Weihnachten mit Schlagerstar Frank Zander im Jahr 2021. (Foto: Marc Vorwerk)

Nur nach Hause geh’n wir nicht

von Karsten Krampitz

Weihnachten mit irgendwelchen Suffkes interessiert keine Massen. Das musste auch Frank Zander lernen, der die Unbedachten Berlins seit fast drei Jahrzehnten gut zu bewirten weiß.


2059 wörter
~9 minuten

Mein schönstes Weihnachtserlebnis liegt schon bald 25 Jahre zurück, als in einem Saal mehr als anderthalbtausend Obdachlose hackevoll gesungen haben, dass sie nicht nach Hause gehen. Im Neuköllner Hotel Estrel war das. Frank Zander stand auf der Bühne, um wie jedes Jahr bei seiner Weihnachtsfeier für Unbehauste vier, fünf Lieder zu singen. Bloß dass er diesmal nicht nur die alten Hits sang, von wegen Ich trink auf dein Wohl, Marie (ich liebe diesen Song!) oder Marlene. Als Zugabe hatte er seine damals neue offizielle Hertha-BSC-Hymne im Programm: Nur nach Hause geh’n wir nicht.

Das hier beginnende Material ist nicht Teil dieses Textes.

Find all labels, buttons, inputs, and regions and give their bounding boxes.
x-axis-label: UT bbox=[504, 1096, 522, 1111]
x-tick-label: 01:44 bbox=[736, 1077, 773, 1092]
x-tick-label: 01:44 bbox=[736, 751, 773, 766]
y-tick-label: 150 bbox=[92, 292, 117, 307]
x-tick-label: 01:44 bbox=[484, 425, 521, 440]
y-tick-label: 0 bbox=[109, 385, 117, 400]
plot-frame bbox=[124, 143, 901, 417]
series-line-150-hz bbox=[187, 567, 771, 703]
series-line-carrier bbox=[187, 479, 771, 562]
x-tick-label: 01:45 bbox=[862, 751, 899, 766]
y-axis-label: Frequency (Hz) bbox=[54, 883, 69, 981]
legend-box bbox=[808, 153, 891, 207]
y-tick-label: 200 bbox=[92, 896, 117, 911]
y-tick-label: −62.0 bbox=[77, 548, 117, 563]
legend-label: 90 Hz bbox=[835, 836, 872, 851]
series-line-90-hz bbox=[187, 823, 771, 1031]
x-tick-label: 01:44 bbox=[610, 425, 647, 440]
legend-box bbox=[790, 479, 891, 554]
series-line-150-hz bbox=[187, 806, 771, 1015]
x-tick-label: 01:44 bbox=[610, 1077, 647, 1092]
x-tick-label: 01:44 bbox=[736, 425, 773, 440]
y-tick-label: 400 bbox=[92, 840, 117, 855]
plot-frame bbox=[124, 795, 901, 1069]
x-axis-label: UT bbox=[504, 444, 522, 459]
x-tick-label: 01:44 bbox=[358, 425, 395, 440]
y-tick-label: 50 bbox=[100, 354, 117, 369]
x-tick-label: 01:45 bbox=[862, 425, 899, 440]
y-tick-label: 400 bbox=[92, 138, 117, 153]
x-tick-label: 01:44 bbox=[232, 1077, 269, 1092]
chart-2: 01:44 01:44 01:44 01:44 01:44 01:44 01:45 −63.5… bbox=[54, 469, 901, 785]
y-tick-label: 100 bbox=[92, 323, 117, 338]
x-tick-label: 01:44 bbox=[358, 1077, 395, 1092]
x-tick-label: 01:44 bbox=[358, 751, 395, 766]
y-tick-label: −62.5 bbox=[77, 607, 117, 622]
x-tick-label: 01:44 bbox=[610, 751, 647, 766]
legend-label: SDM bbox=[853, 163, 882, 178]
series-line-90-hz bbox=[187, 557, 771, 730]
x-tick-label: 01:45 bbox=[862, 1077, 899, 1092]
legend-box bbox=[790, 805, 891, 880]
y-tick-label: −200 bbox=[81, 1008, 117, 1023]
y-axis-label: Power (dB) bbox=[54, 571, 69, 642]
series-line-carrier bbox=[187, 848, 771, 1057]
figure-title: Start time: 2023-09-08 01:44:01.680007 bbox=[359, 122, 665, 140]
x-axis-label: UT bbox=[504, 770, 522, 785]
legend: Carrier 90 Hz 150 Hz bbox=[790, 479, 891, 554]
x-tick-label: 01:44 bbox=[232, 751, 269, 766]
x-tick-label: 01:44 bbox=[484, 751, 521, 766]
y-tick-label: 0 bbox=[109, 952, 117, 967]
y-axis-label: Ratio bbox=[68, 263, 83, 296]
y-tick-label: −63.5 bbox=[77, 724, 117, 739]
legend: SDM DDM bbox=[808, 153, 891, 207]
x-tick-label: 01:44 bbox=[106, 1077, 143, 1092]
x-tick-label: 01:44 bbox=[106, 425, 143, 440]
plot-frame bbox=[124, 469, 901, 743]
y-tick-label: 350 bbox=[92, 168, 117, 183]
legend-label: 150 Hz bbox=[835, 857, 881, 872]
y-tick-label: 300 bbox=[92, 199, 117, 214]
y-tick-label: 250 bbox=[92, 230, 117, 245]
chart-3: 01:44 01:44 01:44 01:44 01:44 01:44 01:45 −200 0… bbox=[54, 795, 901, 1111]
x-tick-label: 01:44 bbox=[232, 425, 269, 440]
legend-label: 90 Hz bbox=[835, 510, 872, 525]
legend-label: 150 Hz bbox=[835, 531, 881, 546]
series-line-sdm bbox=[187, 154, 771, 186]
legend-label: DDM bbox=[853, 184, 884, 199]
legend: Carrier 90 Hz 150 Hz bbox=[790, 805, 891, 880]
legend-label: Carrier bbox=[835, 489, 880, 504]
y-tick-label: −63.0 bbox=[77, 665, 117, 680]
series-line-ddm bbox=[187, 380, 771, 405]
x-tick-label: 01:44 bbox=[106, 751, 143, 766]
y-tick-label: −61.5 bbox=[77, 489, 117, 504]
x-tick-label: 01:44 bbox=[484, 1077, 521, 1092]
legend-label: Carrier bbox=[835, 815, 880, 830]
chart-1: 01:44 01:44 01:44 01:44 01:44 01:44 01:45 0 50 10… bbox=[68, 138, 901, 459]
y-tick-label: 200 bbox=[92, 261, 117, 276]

Wir haben später darüber geredet. Als damaliger Schlussredakteur des Strassenfegers habe ich es mit ihm auf mindestens drei Interviews gebracht. »Hast du das gesehen?«, habe ich ihn gefragt. – »Ja, klar. War nicht zu übersehen …« Ich hätte heulen können, so schön war das. Andere haben geheult. Anderthalbtausend Unbedachte lagen einander betrunken und glückselig in den Armen und sangen nach der Melodie von Rod Stewarts Sailing: »Nur nach Hause, nur nach Hause, nur nach Hause geh’n wir nicht!«

Bei manchen Bühnenkünstlern gibt es dieses eine Moment, das man rational nicht erklären kann und das sie als Künstler aus der Masse der Kulturschaffenden heraushebt. Dieses besagte Moment hat mit Können erst einmal nichts zu tun. Ohnehin wissen wir seit Arnold Schönberg, dass Kunst nicht von Können kommt, sondern von Müssen. In dieser Rechnung aber versteckt sich noch eine andere, unbekannte Größe. Johnny Cash war kein guter Gitarrist. Und doch ist da etwas passiert, wenn der »Man in Black« sich eine Gitarre umhing und vors Mikro trat. Und dieses Etwas kannst du nicht erklären, schon gar nicht in der Sprache der Worte. Auf einmal ist es da, offenbart sich.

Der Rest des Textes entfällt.